А другие уже сделали это. Люди приносили ему свои соболезнования и говорили, что станет лучше, что он будет чувствовать себя лучше или, что смерть всего лишь естественная часть жизни. Но я с ними не могла согласиться. Потому что я знала… я знала, что лучше не станет. По крайней мере, в течение очень долгого времени. Не говорите ребенку, который только что потерял мать, что смерть является естественной частью жизни, или что скоро станет легче. Не говорите таких вещей, потому что эти вещи – полное и абсолютное дерьмо. Потеря родителя… это не заживает. Боль от потери не уменьшается, потеряли вы родителей из-за старости или любых других причин. Эта боль – она никогда не уйдет.
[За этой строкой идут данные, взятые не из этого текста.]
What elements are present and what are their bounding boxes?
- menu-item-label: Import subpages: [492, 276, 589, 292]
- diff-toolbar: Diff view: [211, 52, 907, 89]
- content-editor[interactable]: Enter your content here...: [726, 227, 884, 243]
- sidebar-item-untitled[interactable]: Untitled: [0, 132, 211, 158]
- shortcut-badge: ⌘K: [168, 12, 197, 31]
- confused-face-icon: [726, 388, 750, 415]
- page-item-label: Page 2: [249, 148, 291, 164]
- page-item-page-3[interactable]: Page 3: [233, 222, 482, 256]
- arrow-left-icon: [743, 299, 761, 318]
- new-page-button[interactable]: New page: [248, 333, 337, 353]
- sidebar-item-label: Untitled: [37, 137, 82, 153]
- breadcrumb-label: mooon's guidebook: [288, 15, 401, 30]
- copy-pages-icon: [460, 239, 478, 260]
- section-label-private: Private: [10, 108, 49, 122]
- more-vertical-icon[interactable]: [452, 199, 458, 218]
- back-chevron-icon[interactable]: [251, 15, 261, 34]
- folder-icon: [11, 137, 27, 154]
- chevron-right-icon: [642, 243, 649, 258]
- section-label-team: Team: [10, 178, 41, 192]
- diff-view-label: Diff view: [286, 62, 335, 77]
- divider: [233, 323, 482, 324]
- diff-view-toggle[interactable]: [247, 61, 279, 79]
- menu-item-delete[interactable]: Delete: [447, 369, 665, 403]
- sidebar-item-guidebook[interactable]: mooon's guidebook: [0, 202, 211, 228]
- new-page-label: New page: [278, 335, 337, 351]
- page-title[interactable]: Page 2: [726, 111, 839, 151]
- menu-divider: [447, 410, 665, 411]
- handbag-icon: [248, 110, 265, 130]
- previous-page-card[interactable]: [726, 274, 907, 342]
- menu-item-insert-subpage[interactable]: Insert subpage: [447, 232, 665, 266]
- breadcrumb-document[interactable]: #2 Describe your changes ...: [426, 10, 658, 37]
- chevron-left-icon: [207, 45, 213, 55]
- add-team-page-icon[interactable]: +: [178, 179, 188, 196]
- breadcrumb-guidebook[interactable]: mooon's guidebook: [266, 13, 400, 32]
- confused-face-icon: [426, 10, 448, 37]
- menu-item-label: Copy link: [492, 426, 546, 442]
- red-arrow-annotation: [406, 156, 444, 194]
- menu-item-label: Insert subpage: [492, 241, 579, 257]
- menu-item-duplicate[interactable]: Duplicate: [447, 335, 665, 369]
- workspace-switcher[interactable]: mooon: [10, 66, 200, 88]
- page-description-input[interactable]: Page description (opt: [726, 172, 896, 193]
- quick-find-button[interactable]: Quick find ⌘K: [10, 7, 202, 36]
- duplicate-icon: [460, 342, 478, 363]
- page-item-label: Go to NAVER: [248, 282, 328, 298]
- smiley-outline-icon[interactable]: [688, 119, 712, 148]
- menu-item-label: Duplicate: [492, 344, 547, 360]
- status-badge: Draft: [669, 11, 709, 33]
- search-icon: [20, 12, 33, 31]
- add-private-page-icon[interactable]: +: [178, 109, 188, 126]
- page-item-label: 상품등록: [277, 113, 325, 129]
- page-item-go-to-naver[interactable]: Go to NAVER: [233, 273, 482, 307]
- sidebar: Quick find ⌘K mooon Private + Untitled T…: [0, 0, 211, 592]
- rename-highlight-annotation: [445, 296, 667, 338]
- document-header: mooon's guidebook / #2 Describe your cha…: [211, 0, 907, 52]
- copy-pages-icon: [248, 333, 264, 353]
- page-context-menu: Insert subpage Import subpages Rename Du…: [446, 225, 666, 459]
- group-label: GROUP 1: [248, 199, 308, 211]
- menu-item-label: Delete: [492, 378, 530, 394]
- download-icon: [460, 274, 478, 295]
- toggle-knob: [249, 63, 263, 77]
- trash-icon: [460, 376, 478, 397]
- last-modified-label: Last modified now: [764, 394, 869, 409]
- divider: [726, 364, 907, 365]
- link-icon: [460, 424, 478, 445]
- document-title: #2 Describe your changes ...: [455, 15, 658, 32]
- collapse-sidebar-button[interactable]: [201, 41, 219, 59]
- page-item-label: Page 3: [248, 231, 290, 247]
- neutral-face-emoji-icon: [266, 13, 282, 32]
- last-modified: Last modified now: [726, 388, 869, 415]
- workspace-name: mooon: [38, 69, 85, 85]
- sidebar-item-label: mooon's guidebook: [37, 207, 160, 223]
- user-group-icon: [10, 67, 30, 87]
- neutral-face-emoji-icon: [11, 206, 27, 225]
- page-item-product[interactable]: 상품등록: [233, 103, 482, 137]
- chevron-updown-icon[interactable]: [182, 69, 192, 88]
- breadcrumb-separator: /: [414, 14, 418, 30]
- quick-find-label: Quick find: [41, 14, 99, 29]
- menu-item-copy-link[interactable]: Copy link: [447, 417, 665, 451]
Наши ноги погрузились в недавно посаженную траву, как только мы приблизились к склепу. Он был виден еще издалека и напоминал дом с привидениями. Меня до сих пор трясет, хотя я бываю здесь каждый день с того дня…с того дня, как все изменилось, с того дня, как моя жизнь и жизнь моего сына полетела в самую темную, в самую болезненную пропасть, которую мы когда-либо испытывали.
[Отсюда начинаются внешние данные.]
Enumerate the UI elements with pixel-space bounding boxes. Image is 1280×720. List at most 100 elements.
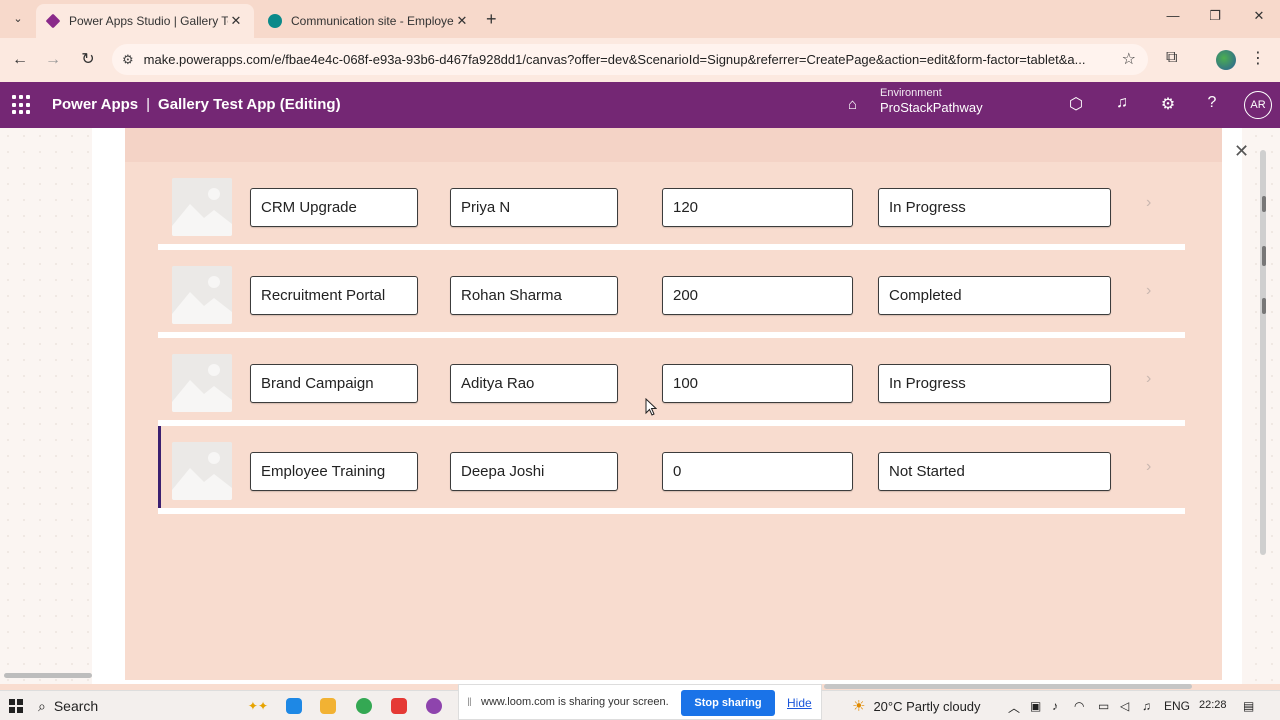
hide-link[interactable]: Hide xyxy=(787,696,812,710)
notifications-bell-icon[interactable]: ♫ xyxy=(1111,94,1133,112)
edge-browser-icon[interactable] xyxy=(286,698,302,714)
scrollbar-marker xyxy=(1262,298,1266,314)
speaker-icon[interactable]: ◁ xyxy=(1120,699,1129,713)
close-tab-icon[interactable]: ✕ xyxy=(228,13,244,29)
title-separator: | xyxy=(146,96,151,113)
value-field[interactable]: 120 xyxy=(662,188,853,227)
status-field[interactable]: Not Started xyxy=(878,452,1111,491)
close-window-icon[interactable]: ✕ xyxy=(1249,8,1269,24)
extensions-puzzle-icon[interactable]: ⧉ xyxy=(1166,49,1177,67)
url-input[interactable] xyxy=(143,52,1148,67)
wifi-icon[interactable]: ◠ xyxy=(1074,699,1084,713)
volume-icon[interactable]: ♫ xyxy=(1142,699,1151,713)
scrollbar-marker xyxy=(1262,196,1266,212)
browser-tab-power-apps[interactable]: Power Apps Studio | Gallery Te ✕ xyxy=(36,4,254,38)
user-avatar[interactable]: AR xyxy=(1244,91,1272,119)
environment-selector[interactable]: Environment ProStackPathway xyxy=(880,87,983,115)
gallery-row[interactable]: Brand Campaign Aditya Rao 100 In Progres… xyxy=(158,338,1185,426)
power-apps-header: Power Apps | Gallery Test App (Editing) ⌂ … xyxy=(0,82,1280,128)
app-header-band xyxy=(125,128,1222,162)
image-placeholder-icon[interactable] xyxy=(172,266,232,324)
forward-arrow-icon[interactable]: → xyxy=(42,49,64,71)
search-icon: ⌕ xyxy=(38,697,46,714)
loom-sharing-bar: ‖ www.loom.com is sharing your screen. S… xyxy=(458,684,822,720)
copilot-sparkle-icon: ✦✦ xyxy=(247,699,268,713)
gallery-row[interactable]: CRM Upgrade Priya N 120 In Progress › xyxy=(158,162,1185,250)
bookmark-star-icon[interactable]: ☆ xyxy=(1122,49,1136,69)
owner-field[interactable]: Aditya Rao xyxy=(450,364,618,403)
search-label: Search xyxy=(53,698,99,714)
tray-app-icon[interactable]: ▣ xyxy=(1030,699,1041,713)
scrollbar-marker xyxy=(1262,246,1266,266)
value-field[interactable]: 200 xyxy=(662,276,853,315)
image-placeholder-icon[interactable] xyxy=(172,354,232,412)
row-separator xyxy=(158,508,1185,514)
browser-profile-avatar[interactable] xyxy=(1216,50,1236,70)
status-field[interactable]: In Progress xyxy=(878,364,1111,403)
drag-handle-icon[interactable]: ‖ xyxy=(467,695,472,709)
new-tab-plus-icon[interactable]: + xyxy=(486,9,497,29)
copilot-icon[interactable]: ⬡ xyxy=(1065,94,1087,114)
minimize-window-icon[interactable]: — xyxy=(1163,8,1183,23)
close-icon[interactable]: ✕ xyxy=(1234,141,1249,162)
battery-icon[interactable]: ▭ xyxy=(1098,699,1109,713)
windows-start-icon[interactable] xyxy=(9,699,23,713)
sharing-message: www.loom.com is sharing your screen. xyxy=(481,696,669,708)
chevron-right-icon[interactable]: › xyxy=(1146,194,1151,212)
language-indicator[interactable]: ENG xyxy=(1164,699,1190,713)
address-bar[interactable]: ⚙ ☆ xyxy=(112,44,1148,75)
browser-tab-communication-site[interactable]: Communication site - Employe ✕ xyxy=(258,4,480,38)
value-field[interactable]: 100 xyxy=(662,364,853,403)
stop-sharing-button[interactable]: Stop sharing xyxy=(681,690,775,716)
chevron-right-icon[interactable]: › xyxy=(1146,458,1151,476)
project-name-field[interactable]: Recruitment Portal xyxy=(250,276,418,315)
file-explorer-icon[interactable] xyxy=(320,698,336,714)
partly-cloudy-icon: ☀ xyxy=(852,698,866,715)
chevron-right-icon[interactable]: › xyxy=(1146,282,1151,300)
tab-title: Communication site - Employe xyxy=(291,14,454,28)
image-placeholder-icon[interactable] xyxy=(172,178,232,236)
gallery[interactable]: CRM Upgrade Priya N 120 In Progress › Re… xyxy=(158,162,1185,514)
status-field[interactable]: In Progress xyxy=(878,188,1111,227)
owner-field[interactable]: Priya N xyxy=(450,188,618,227)
environment-name: ProStackPathway xyxy=(880,100,983,115)
selected-row-indicator xyxy=(158,426,161,508)
close-tab-icon[interactable]: ✕ xyxy=(454,13,470,29)
environment-label: Environment xyxy=(880,87,942,99)
brand-name[interactable]: Power Apps xyxy=(52,96,138,113)
site-info-icon[interactable]: ⚙ xyxy=(122,52,134,68)
browser-menu-icon[interactable]: ⋮ xyxy=(1250,48,1266,68)
chrome-browser-icon[interactable] xyxy=(356,698,372,714)
status-field[interactable]: Completed xyxy=(878,276,1111,315)
tab-search-chevron-icon[interactable]: ⌄ xyxy=(8,9,28,29)
project-name-field[interactable]: Employee Training xyxy=(250,452,418,491)
notification-center-icon[interactable]: ▤ xyxy=(1243,699,1254,713)
owner-field[interactable]: Deepa Joshi xyxy=(450,452,618,491)
microphone-icon[interactable]: ♪ xyxy=(1052,699,1058,713)
help-question-icon[interactable]: ? xyxy=(1201,94,1223,112)
back-arrow-icon[interactable]: ← xyxy=(9,49,31,71)
project-name-field[interactable]: Brand Campaign xyxy=(250,364,418,403)
chevron-right-icon[interactable]: › xyxy=(1146,370,1151,388)
horizontal-scrollbar[interactable] xyxy=(824,684,1192,689)
reload-icon[interactable]: ↻ xyxy=(77,49,99,71)
gallery-row-selected[interactable]: Employee Training Deepa Joshi 0 Not Star… xyxy=(158,426,1185,514)
app-launcher-waffle-icon[interactable] xyxy=(12,95,32,115)
restore-window-icon[interactable]: ❐ xyxy=(1205,8,1225,24)
youtube-icon[interactable] xyxy=(391,698,407,714)
gallery-row[interactable]: Recruitment Portal Rohan Sharma 200 Comp… xyxy=(158,250,1185,338)
environment-icon[interactable]: ⌂ xyxy=(848,96,857,113)
browser-toolbar: ← → ↻ ⚙ ☆ xyxy=(0,38,1280,82)
owner-field[interactable]: Rohan Sharma xyxy=(450,276,618,315)
value-field[interactable]: 0 xyxy=(662,452,853,491)
tray-chevron-up-icon[interactable]: ︿ xyxy=(1008,699,1020,716)
project-name-field[interactable]: CRM Upgrade xyxy=(250,188,418,227)
weather-text: 20°C Partly cloudy xyxy=(873,698,981,714)
taskbar-search[interactable]: ⌕ Search ✦✦ xyxy=(38,694,268,718)
app-icon[interactable] xyxy=(426,698,442,714)
image-placeholder-icon[interactable] xyxy=(172,442,232,500)
taskbar-clock[interactable]: 22:28 xyxy=(1199,699,1227,711)
horizontal-scrollbar[interactable] xyxy=(4,673,92,678)
settings-gear-icon[interactable]: ⚙ xyxy=(1157,94,1179,114)
weather-widget[interactable]: ☀ 20°C Partly cloudy xyxy=(852,697,981,715)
Это ранило меня, потому что я потеряла… друга? Да, думаю я могу сказать, что мы с ней развили некоторую форму дружбы, хоть и странной дружбы, иногда оскорбляя друг друга, иногда сексуально заряжая, но мы были теми, кем мы были, и это было, тем не менее, дружбой. А Генри? Он потерял мать. Он потерял человека, которого знал дольше всех, человека, который лучше, чем кто-либо другой знал его или мог когда-либо узнать, человека, который заботился о нем всю его жизнь, и неважно, что они прошли через трудные времена, или что бывали дни, когда он совсем не хотел ее видеть или даже утверждал, что ненавидит ее, потому что, в конце концов, она все равно была его матерью и не смотря на то, что он говорил или делал, он любил ее. Он любил ее больше, чем когда-либо признавался ей в этом и больше, чем когда-либо он уже сможет ей сказать. И это разрывало меня больше, чем собственная потеря.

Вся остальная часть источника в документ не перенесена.